The role of the Office of the Independent Monitor is difficult and often misunderstood. Unfortunately, headlines and articles like the Denver Post’s, “Denver’s police oversight office does too much work in secret, audit finds,” do little to improve public understanding of the complex legal environment the OIM operates in or the challenges they have already overcome in building a nationally recognized oversight model.

The Citizen Oversight Board was established to serve as an independent body charged with evaluating the effectiveness of the Office of the Independent Monitor (OIM). With access to the confidential materials the OIM handles, we conduct rigorous assessments and publish our findings in annual reports. We take this responsibility seriously and consistently urge the OIM to leverage every available resource to deliver updates that are accessible, relevant, and informative to the public.

Over the past two decades, the ordinances guiding the Office of the Independent Monitor (OIM) have been revised multiple times to strengthen its capacity to serve the public effectively. We welcome the opportunity this audit report presents to evaluate whether additional changes to the ordinance are warranted.

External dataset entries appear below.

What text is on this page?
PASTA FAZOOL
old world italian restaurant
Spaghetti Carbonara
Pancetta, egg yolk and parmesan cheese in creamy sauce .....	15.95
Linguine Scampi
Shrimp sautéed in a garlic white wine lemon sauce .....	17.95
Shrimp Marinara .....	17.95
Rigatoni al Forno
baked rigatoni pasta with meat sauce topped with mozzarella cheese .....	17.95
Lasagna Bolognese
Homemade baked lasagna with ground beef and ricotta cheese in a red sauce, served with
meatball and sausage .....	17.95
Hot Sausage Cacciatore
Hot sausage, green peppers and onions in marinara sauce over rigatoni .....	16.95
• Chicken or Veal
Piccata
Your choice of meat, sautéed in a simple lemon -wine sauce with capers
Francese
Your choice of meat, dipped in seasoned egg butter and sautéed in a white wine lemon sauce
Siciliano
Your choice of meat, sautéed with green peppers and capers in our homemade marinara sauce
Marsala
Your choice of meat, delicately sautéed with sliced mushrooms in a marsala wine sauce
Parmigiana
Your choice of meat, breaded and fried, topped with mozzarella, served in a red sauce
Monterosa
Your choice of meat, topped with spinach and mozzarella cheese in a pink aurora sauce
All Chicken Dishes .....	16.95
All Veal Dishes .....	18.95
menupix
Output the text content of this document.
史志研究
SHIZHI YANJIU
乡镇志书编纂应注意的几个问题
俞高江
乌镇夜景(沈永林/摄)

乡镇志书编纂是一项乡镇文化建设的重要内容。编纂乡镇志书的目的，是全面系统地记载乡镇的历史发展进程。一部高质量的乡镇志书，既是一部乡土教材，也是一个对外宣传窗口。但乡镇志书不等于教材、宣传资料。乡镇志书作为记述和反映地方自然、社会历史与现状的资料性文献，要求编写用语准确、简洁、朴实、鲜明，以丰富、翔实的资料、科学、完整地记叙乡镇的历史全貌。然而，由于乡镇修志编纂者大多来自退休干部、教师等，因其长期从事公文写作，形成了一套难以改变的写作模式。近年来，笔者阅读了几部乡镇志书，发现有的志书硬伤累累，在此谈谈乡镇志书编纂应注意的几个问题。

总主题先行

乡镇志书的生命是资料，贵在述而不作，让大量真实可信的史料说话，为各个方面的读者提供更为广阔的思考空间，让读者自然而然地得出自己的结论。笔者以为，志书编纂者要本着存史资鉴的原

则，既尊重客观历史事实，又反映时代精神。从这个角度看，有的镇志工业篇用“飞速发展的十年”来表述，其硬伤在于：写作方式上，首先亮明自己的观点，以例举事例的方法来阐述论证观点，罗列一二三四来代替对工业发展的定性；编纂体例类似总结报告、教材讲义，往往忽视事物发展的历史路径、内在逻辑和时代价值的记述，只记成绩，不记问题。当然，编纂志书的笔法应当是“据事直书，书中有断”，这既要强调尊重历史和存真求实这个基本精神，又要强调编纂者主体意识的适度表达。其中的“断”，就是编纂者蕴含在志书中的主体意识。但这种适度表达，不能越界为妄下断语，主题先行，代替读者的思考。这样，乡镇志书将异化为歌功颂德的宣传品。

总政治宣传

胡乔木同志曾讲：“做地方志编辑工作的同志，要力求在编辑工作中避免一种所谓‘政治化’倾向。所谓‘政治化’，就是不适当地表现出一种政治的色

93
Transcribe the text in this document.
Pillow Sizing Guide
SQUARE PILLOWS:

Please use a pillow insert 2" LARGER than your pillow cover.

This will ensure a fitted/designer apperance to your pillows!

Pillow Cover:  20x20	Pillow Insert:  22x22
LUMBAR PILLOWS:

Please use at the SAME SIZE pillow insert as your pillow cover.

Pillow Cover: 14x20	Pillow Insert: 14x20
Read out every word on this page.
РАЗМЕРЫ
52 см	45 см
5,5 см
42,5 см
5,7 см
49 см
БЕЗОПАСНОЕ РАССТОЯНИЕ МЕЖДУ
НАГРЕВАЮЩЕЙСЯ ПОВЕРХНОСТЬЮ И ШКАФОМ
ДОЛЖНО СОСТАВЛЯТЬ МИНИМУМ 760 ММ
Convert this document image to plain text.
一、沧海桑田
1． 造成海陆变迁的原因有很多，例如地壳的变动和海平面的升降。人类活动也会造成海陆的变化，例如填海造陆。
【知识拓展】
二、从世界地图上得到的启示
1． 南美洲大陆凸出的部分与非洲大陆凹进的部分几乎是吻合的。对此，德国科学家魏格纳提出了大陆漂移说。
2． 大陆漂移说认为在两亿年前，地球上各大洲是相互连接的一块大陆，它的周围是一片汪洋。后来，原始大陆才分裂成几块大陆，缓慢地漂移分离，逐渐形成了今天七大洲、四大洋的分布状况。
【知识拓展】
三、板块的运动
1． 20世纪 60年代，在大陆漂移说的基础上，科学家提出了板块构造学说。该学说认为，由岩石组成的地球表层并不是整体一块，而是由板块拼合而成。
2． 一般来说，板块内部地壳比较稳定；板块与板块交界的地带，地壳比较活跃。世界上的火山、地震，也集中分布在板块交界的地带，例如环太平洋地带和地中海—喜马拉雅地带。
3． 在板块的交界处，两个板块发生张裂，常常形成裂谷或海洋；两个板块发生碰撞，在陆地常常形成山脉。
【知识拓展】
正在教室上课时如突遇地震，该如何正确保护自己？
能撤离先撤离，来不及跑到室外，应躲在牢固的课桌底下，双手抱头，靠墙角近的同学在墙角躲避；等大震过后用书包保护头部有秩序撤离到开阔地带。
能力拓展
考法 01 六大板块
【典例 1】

However, sensationalized headlines do little to advance meaningful reform. They undermine the progress Denver has made in building a robust oversight framework and fail to foster a deeper public understanding of the complex environment in which the OIM operates.

Julia Richman, Denver

Editor’s note: Richman is chairman of Denver’s Citizen Oversight Board, which oversees the Office of the Independent Monitor.

Why are we chasing the mythical Antifa again?

Right-wing sources claimed that members of “Antifa” were in the crowd that stormed the Capitol on January 6. Since then, over 1,200 people have been arrested and charged for their part in the insurrection including The Proud Boys and the Oath Keepers but no one identified as “Antifa” was arrested.  Was this because it was a left-wing conspiracy, or were MAGA folks looking for a Yeti?

Over the past 4+ years, no “Antifa” sightings have occurred – no FBI or ICE arrests, no word about their leaders; their organization, their funding, their internal communications, their secret handshake, etc.

Now the babble about them is back.

Like a Yeti, when the first Antifa member is caught and confesses, let’s have a press event and expose the “entire”  structure of the organization.